AMONG THE FORGOTTEN BORDERS OF CIMA AVOSTANIS
When I want to take a break from today's hectic pace, I wear my mountain shoes and leave. An advertisement long ago read "against the strain of modern life" and recommended the consumption of a particular alcoholic beverage… I think about it, and smile, as I go up one of the paths that run through the Carnic Alps. I recently left the village of Timau, the last village of Carnia before the Austrian border, to climb along the southern slopes of the Gampspiz. Walking in Carnia is my way of relaxing, of finding that well-being that only the mountains can transmit to me.
These wooded slopes bring peace to the soul and the rhythmic beat of the steps allows a sort of hypnosis that gives space to thoughts. This is how the bulk of the Gamspiz, or chamois peak as they call it up here, stands above my head and suddenly becomes the spire of the cartoon Heidi, together with the Creta di Collina that closes the panorama to the west.
My thoughts are cheered in this stretch of path by the pouring waters of the Fontanon di Timau, an underground source with mysterious origins.
Thoughts that become darker and more grateful higher, when the path becomes a mule track and leads to the first clearings of the grassy area of the Casera Pal Grande di sotto (1550m) where high altitude pastures take the place of the wonderful beech forest that I've been crossing so far. The whole area of the Pal Grande was the scene of bloody battles in the First World War and the memories of what happened follow me along my way. The mountain ridge that rises gradually just beyond my gaze is in fact an imaginary line disputed for three years by battles, tears and blood of the opposing armies. Today, small white stones remain in memory of a war that must not be forgotten.
I prefer to think of something else, to the mighty bulk of the Crete of Timau that marks the horizon to the south, while I observe the placid cows that inadvertently cross borders drawn by men. It happens that you take a moment to eat blueberries and find yourself in a paradise of lights, groves and clearings that seem to be drawn by the pencil of the best artist. I don't even struggle anymore because I proceed on an almost flat ground. Wonderful! You want to pitch your tent and stop, to understand what really matters in life. These questions then accompany me during the last ascent of the day, the one to the top of Mount Avostanis.
Why should I spend my life in front of a computer, consuming that only one existence we have, ruining my sight and my mood? I wonder if the lumberjacks who work down here, just beyond the Pal Grande, have an idea of what stress is, if they live peacefully in their wild way. I am also looking for a shadow of discontent in the shepherd's crooked face that I meet a little further. He is gathering his cows by calling them in low tones, you don't even need to scream in this paradise. And the cows come after him, like obedient dogs.

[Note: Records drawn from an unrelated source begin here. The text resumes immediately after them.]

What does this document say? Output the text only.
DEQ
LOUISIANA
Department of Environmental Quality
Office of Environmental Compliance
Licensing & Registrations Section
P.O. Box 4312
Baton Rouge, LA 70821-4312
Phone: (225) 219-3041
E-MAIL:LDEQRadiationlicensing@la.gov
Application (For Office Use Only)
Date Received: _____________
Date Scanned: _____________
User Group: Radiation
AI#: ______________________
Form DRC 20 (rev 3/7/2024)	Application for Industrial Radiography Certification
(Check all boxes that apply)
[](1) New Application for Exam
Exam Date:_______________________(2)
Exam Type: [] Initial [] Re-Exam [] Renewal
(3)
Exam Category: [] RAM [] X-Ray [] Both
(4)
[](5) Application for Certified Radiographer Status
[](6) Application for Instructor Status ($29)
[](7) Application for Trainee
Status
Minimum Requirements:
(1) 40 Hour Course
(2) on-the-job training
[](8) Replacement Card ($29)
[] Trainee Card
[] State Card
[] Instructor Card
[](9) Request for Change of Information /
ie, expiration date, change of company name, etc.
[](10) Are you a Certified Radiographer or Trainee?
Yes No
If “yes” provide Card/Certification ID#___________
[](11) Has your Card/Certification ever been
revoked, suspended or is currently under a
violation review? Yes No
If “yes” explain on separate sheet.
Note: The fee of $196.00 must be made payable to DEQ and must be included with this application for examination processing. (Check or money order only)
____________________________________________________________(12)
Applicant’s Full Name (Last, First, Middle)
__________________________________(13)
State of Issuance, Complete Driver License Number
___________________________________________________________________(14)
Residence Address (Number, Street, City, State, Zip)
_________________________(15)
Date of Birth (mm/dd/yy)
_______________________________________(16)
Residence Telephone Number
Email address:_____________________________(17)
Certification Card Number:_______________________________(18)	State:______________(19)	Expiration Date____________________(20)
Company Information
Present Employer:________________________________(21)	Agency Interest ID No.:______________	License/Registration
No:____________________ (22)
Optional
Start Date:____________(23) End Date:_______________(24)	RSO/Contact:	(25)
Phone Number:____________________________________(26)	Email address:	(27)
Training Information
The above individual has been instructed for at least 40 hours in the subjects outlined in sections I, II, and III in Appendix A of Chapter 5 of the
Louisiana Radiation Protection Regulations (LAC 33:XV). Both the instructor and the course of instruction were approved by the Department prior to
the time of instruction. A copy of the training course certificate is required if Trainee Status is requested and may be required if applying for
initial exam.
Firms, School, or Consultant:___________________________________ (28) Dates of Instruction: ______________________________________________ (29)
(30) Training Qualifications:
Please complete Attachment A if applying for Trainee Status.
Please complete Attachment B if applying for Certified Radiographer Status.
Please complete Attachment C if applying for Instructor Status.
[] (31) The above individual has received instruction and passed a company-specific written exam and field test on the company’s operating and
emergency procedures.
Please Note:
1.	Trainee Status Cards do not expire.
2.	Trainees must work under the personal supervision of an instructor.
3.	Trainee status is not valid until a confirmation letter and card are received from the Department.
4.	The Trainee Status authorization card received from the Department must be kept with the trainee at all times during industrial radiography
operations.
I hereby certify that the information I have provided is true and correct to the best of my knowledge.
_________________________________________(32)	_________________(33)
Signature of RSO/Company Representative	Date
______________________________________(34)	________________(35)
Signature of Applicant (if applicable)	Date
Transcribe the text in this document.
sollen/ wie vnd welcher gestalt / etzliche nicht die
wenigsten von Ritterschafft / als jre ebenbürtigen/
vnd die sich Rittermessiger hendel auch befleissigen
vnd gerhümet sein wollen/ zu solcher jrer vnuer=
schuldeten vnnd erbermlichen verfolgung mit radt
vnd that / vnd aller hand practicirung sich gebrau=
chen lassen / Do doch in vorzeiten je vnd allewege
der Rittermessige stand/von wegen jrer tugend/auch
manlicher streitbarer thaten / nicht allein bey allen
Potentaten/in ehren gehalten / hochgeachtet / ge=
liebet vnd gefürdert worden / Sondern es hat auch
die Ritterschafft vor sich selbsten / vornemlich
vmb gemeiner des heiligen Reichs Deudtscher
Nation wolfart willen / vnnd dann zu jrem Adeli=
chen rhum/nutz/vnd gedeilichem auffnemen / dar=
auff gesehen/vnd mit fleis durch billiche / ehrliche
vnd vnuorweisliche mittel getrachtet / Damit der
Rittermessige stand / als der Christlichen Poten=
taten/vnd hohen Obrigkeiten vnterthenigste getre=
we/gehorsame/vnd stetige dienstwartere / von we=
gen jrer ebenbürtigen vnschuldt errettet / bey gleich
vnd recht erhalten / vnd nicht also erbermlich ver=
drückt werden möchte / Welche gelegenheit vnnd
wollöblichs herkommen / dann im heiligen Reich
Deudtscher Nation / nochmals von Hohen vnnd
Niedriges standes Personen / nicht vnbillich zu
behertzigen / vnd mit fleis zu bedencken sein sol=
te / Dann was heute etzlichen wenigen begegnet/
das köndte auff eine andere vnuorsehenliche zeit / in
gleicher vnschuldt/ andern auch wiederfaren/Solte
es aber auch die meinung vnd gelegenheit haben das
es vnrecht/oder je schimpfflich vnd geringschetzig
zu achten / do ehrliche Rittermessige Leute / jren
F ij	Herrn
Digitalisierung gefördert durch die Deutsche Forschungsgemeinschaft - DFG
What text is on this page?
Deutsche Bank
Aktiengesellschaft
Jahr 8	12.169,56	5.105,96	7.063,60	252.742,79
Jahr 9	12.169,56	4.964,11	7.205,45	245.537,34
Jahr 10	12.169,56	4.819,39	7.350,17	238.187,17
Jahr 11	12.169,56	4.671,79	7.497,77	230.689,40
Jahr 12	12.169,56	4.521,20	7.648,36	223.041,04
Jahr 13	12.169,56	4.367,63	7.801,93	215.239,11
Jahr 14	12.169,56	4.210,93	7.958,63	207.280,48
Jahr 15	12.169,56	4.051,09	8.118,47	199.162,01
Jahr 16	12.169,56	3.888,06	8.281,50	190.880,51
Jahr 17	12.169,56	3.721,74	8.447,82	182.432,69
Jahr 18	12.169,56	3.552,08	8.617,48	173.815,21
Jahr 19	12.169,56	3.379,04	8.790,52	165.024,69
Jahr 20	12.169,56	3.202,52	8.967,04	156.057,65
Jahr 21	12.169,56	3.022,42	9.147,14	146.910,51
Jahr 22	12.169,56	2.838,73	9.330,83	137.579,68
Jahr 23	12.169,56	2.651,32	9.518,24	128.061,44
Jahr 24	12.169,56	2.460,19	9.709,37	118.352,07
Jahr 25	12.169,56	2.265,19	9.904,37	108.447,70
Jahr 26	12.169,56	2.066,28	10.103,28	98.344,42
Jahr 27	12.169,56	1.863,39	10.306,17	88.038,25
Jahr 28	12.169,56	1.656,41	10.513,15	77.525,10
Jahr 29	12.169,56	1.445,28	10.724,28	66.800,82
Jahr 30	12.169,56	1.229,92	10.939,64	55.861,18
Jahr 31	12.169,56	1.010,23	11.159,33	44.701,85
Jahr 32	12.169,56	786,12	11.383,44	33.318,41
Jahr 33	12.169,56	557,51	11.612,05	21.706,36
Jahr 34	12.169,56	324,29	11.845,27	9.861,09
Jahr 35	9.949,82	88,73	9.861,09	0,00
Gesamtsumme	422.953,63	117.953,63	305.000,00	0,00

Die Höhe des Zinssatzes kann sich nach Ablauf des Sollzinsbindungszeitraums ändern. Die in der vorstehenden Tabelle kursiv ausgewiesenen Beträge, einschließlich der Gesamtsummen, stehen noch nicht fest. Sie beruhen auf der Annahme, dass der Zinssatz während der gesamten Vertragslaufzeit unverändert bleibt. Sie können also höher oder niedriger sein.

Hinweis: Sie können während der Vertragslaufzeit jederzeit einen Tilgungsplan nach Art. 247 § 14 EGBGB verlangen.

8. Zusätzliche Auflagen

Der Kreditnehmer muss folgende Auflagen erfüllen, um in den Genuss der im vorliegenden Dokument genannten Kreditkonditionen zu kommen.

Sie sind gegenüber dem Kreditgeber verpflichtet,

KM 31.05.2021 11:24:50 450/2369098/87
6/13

My footsteps now tread more and more panoramic slopes with altitude gain. I reach the watershed with a steeper section, again hovering between Italy and Austria. I take a break to impress what my eyes are seeing in my mind, but I already know that a memory will not be enough to keep me away from this beauty and, fortunately, the Friulian Alps are always here waiting for me. The piers of the Coglians and Cjanevate mountains stand a short distance away, the green valley of the Angertal is dominated by the slopes of Mount Polinik and the entire ridge of Pal Piccolo and Pal Grande.
It is already time to go down, on the meadows looking south towards the valley of the But river, which stands out clearly in the background. The basin of lake Avostanis, which I reach shortly after, has always been one of my favorite places. A turquoise water pond dominated by gray limestone walls, vertical walls where I spent whole days climbing.
I cross the alpine moors of the Passo di Pramosio with its mountain hut, admiring the rhododendron bushes and lulled by the sound of cowbells.The north wind that blows softly on the pass shows me the way to the descent. I leave this oasis for the spirit by going into the Timau forest and its centenary plants, custodians of the precious silence that nature can still give us.